Submitted to: International Journal of Agricultural Research
Publication Type: Peer Reviewed Journal
Publication Acceptance Date: March 24, 2008
Publication Date: July 2, 2008
Citation: Xu, J., Mohamed, A., Sessa, D.J. 2008. Rheological properties of lupin protein suspensions. International Journal of Agricultural Research. 3(4):317-324. Interpretive Summary: Lupin is an important legume plant. Since its seeds unique characteristics of containing high concentrations of protein and oil, as well as being easy to grow and harvest; lupin could have more food and non food applications. However, there is very little research done on lupin and its protein and oil, especially their physical properties and structure/function relationships, which restricted the usage of lupin in the United States. This paper investigated and compared thermal and rheological properties for lupin and soy protein. We found that lupin protein had many similarities as soy protein, which could open a potential market for lupin protein usage. This information can be used by other researchers in the lupin field, and for further food and non food application studies of lupin protein.
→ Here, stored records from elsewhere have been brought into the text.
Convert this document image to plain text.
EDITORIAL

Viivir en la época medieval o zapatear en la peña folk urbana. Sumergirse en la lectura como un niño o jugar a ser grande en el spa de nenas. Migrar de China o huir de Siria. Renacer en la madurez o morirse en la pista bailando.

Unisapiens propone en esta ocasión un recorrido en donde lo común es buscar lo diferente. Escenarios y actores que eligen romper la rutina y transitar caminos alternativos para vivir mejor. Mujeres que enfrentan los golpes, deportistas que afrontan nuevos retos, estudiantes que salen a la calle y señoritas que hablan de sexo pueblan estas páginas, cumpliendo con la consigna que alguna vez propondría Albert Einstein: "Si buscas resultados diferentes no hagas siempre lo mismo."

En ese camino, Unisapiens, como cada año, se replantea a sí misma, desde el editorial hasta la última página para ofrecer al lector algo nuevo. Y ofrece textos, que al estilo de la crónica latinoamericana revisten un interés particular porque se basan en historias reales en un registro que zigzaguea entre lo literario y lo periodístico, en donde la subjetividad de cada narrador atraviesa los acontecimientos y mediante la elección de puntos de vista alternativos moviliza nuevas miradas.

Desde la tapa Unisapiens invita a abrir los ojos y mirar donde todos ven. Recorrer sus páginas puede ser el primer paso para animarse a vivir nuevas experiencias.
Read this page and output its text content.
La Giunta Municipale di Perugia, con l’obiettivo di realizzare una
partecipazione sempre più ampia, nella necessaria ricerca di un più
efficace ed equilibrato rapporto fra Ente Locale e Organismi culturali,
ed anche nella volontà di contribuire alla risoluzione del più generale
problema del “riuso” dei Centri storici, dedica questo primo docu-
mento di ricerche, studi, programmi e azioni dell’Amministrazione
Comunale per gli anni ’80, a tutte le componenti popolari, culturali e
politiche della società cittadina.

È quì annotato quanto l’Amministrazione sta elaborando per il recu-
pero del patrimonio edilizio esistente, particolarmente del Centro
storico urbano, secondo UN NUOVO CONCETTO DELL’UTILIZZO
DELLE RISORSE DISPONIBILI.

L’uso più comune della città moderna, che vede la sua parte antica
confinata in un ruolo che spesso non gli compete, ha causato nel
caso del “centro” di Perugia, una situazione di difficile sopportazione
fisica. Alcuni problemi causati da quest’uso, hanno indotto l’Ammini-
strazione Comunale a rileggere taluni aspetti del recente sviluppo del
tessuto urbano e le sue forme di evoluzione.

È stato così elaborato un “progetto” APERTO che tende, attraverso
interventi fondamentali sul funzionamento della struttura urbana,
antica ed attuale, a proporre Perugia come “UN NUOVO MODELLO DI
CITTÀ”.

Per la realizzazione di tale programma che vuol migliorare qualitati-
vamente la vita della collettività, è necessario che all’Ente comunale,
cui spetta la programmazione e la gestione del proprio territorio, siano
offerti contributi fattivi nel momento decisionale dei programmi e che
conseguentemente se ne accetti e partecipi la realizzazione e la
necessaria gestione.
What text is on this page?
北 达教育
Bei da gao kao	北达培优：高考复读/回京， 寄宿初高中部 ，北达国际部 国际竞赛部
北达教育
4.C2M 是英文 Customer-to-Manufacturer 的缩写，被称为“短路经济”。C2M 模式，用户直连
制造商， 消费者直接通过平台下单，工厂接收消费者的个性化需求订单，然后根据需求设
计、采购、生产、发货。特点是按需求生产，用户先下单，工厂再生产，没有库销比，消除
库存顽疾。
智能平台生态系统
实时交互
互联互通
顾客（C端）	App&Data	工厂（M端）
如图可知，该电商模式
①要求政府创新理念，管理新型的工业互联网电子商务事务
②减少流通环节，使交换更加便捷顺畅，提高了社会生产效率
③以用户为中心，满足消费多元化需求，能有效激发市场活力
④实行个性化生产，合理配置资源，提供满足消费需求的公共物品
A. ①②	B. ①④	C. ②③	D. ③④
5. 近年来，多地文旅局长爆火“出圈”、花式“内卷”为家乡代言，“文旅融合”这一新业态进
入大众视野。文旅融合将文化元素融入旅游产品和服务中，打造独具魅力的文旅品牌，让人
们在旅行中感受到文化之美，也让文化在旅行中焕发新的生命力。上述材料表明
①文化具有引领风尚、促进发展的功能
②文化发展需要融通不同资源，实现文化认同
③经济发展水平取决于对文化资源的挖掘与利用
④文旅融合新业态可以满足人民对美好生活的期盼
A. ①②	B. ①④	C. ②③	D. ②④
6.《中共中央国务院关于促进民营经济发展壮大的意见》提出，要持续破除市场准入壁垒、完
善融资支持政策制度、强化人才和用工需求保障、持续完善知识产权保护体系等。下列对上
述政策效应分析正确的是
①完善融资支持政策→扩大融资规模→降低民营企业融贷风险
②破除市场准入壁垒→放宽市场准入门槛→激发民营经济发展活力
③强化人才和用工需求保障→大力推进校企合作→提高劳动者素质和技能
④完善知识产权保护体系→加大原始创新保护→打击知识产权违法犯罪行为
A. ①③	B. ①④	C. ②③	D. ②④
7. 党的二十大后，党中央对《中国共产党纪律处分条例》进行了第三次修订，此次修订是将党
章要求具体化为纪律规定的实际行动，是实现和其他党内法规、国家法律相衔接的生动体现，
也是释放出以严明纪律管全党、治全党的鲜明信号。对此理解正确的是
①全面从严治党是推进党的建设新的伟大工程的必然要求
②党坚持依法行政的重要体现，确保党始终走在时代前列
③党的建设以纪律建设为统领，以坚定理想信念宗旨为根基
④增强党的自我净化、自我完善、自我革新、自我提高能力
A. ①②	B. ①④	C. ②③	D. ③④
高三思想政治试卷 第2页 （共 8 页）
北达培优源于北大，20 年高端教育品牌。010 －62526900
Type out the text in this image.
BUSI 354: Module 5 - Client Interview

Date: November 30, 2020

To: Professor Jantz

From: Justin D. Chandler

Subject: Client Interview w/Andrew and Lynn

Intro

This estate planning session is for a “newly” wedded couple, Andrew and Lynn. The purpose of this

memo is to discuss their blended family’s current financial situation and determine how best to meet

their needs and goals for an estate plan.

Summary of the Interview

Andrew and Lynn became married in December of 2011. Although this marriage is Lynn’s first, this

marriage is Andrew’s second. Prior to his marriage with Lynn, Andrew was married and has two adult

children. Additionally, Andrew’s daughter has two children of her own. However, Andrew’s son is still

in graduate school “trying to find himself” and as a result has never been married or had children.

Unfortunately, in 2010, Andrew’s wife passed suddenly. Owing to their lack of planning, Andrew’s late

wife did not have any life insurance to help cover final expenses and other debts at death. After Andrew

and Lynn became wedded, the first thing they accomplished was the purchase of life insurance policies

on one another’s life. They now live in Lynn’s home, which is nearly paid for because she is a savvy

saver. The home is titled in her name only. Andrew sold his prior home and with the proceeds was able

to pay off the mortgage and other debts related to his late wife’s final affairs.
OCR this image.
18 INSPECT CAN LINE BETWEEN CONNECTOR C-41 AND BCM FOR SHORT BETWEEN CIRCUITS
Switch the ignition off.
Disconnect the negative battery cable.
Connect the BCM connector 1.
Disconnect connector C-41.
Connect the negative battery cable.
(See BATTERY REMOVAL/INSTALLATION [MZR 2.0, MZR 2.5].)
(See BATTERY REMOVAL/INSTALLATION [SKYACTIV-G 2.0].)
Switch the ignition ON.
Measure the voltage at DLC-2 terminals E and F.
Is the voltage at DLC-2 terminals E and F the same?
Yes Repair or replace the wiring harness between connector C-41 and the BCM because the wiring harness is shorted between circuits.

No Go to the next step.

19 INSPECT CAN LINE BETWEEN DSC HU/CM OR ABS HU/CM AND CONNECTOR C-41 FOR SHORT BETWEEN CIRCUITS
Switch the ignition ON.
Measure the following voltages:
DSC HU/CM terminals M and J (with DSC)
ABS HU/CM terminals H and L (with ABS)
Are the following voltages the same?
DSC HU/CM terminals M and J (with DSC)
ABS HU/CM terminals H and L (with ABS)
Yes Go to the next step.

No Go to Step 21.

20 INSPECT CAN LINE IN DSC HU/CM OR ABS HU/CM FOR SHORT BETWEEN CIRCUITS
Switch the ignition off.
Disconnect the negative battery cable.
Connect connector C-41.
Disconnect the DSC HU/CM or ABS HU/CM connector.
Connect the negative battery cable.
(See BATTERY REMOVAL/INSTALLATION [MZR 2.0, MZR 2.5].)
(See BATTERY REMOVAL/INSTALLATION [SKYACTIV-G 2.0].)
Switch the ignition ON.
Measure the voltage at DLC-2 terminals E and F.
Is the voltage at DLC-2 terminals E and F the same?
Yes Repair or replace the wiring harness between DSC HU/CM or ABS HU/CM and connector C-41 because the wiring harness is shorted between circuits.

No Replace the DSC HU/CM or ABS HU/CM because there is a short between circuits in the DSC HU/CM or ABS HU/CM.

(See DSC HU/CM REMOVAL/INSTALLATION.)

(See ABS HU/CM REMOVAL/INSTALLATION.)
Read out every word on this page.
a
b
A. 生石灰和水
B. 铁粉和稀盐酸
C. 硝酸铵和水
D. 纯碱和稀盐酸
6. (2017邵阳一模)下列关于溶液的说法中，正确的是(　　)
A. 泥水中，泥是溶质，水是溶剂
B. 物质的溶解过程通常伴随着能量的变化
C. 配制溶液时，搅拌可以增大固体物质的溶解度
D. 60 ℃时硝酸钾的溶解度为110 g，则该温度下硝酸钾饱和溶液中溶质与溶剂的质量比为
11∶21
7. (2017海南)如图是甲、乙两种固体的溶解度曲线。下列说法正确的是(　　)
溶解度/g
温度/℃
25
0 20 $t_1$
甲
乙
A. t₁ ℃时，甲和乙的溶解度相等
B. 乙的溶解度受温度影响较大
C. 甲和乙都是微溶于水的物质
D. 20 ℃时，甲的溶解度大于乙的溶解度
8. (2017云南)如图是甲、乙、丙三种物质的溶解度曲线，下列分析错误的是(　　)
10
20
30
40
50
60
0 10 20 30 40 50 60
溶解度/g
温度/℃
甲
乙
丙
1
Technical Abstract: The thermal and rheological properties of non defatted and defatted lupin protein as well as industrial soy protein were investigated by DSC and rheometry. DSC study exhibited that whole (non defatted) and defatted lupin protein as well as soy protein had some similar thermal properties. The glass transition temperatures for these three proteins were very close to each other. The energies of glass transition for these three proteins were only slightly different. By measuring the linear rheological properties of a series of concentrations of whole and defatted lupin protein, as well as soy protein in suspension, we found that all three protein suspensions exhibited similar viscoelastic solid properties. Both storage (G') and loss (G') moduli increased with an increase in concentration. The linear range of the rheological properties of all three protein suspensions was very small. The stress relaxation studies showed that the three protein suspensions relaxed quickly indicating that the molecules of these three kinds of protein have neither cross linking nor strong physical interactions. The non linear rheological properties of the suspensions for whole and defatted lupin protein, as well as soy protein, all displayed similar shear thinning behavior and viscosities.